A review of commonly recommended treatments for overactive bladder reveals similar statistics to our own. A placebo effect range of 33% to 56% has been generally reported in the overactive bladder literature8,19–23 and perhaps reflects the strong effect that an increased self-awareness through bladder diaries, multiple supportive interactions with health care providers, and a strong motivation to improve can have on this condition. Treatments such as physical and behavioral therapy describe a reduction in urge incontinent episodes of 80%.23 Medications such as oxybutynin, tolterodine, and trospium chloride are noted to improve urge incontinent episodes by 69%,8 50%20 and 59%,22 respectively.
Goode et al23 showed that urinary frequency was reduced by 18% by behavioral intervention, 19% by oxybutynin, and 3% by placebo. Medication studies also show increase in maximum voided volume of about 20%,7,21 compared with minimal change in the placebo group. Our results are again very similar.

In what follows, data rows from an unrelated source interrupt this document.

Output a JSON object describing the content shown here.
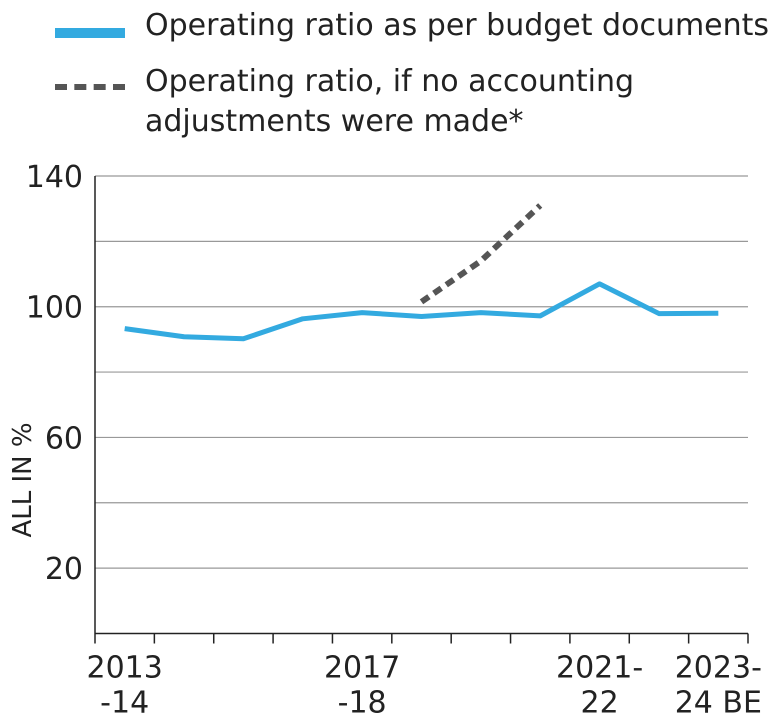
{
  "chart_data": {
    "type": "line",
    "categories": [
      [
        "2013",
        "-14"
      ],
      null,
      null,
      null,
      [
        "2017",
        "-18"
      ],
      null,
      null,
      null,
      [
        "2021-",
        "22"
      ],
      null,
      [
        "2023-",
        "24 BE"
      ]
    ],
    "series": [
      {
        "name": "Operating ratio as per budget documents",
        "color": "#33aae0",
        "style": "solid",
        "values": [
          93.3,
          90.8,
          90.2,
          96.3,
          98.2,
          97,
          98.2,
          97.2,
          107,
          97.9,
          98
        ]
      },
      {
        "name": "Operating ratio, if no accounting adjustments were made*",
        "color": "#555555",
        "style": "dashed",
        "values": [
          null,
          null,
          null,
          null,
          null,
          101.5,
          114,
          131,
          null,
          null,
          null
        ]
      }
    ],
    "ylabel": "ALL IN %",
    "ylim": [
      0,
      140
    ],
    "yticks": [
      20,
      60,
      100,
      140
    ],
    "minor_yticks": [
      40,
      80,
      120
    ],
    "grid": true
  }
}
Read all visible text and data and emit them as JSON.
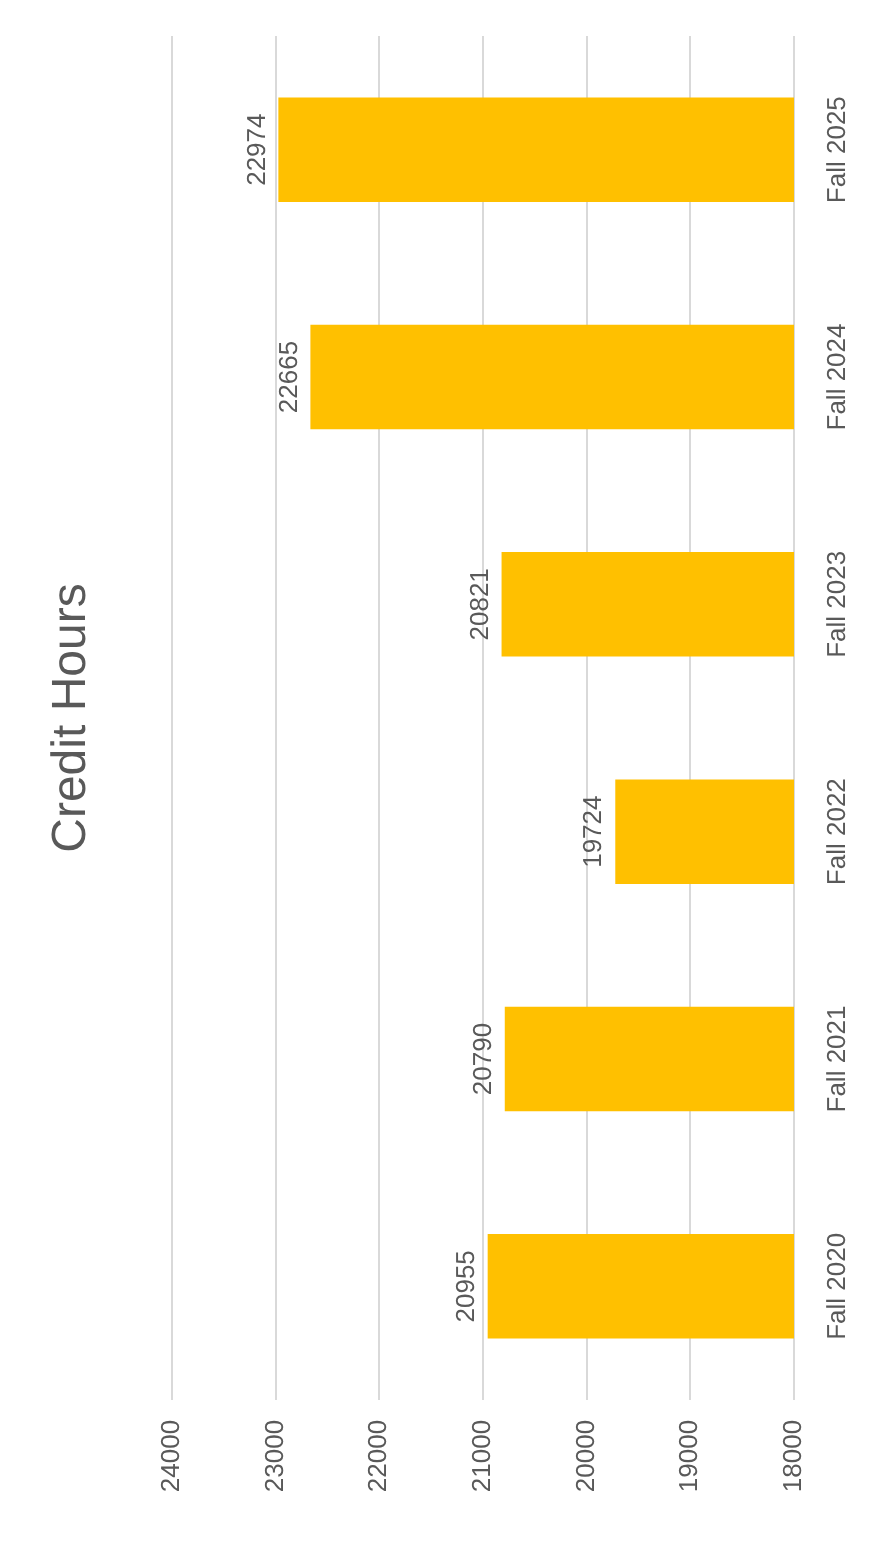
{
  "chart_data": {
    "type": "bar",
    "title": "Credit Hours",
    "orientation": "horizontal",
    "categories": [
      "Fall 2025",
      "Fall 2024",
      "Fall 2023",
      "Fall 2022",
      "Fall 2021",
      "Fall 2020"
    ],
    "values": [
      22974,
      22665,
      20821,
      19724,
      20790,
      20955
    ],
    "color": "#ffc000",
    "xlim": [
      24000,
      18000
    ],
    "xticks": [
      24000,
      23000,
      22000,
      21000,
      20000,
      19000,
      18000
    ],
    "grid": "x",
    "legend": false,
    "data_labels": true
  }
}
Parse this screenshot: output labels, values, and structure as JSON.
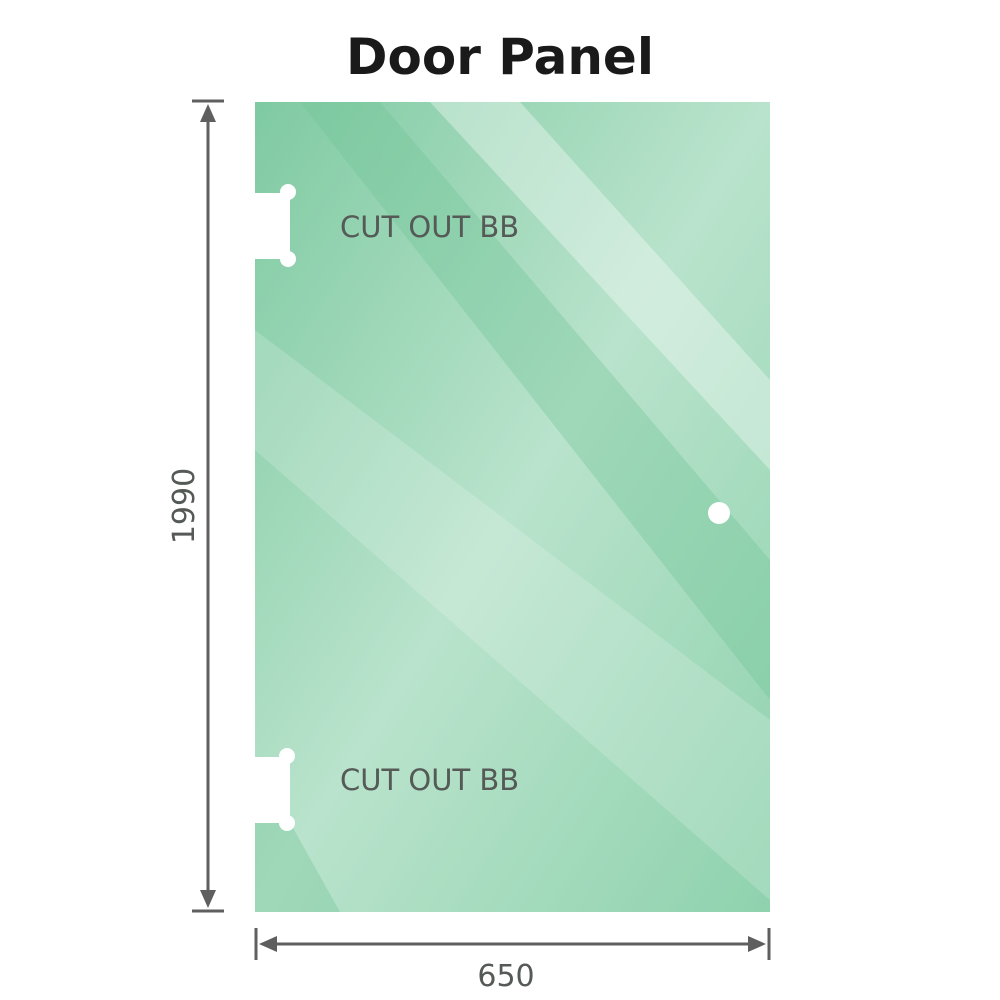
{
  "title": "Door Panel",
  "panel": {
    "color": "#86cfa8",
    "cutout_labels": [
      "CUT OUT BB",
      "CUT OUT BB"
    ]
  },
  "dimensions": {
    "height": "1990",
    "width": "650",
    "line_color": "#5f5f5f"
  }
}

Patients found acupuncture to be acceptable despite the session frequency. One problem of physical and behavioral treatments has been the rapid fall-off after an intensive program due to the patient's inability to sustain the intense effort demanded for success.8 Many in our hectic society would prefer a once-a-day pill with no additional effort required. Acupuncture perhaps can offer a middle ground for the appropriate patient who prefers not to take a daily medication but is unable to commit to the active involvement in behavioral therapy. Burgio et al24 showed that combining behavioral therapy and medication has an additive effect, and quite possibly combining acupuncture with medication or behavior therapy would also promote long-term success.
In this study, acupuncture had a significant short-term effect on overactive bladder, similar in scope to the improvement offered by drug therapy and physical or behavioral therapy. These results need to be confirmed with a larger sample, and extended to see whether the effect is sustained.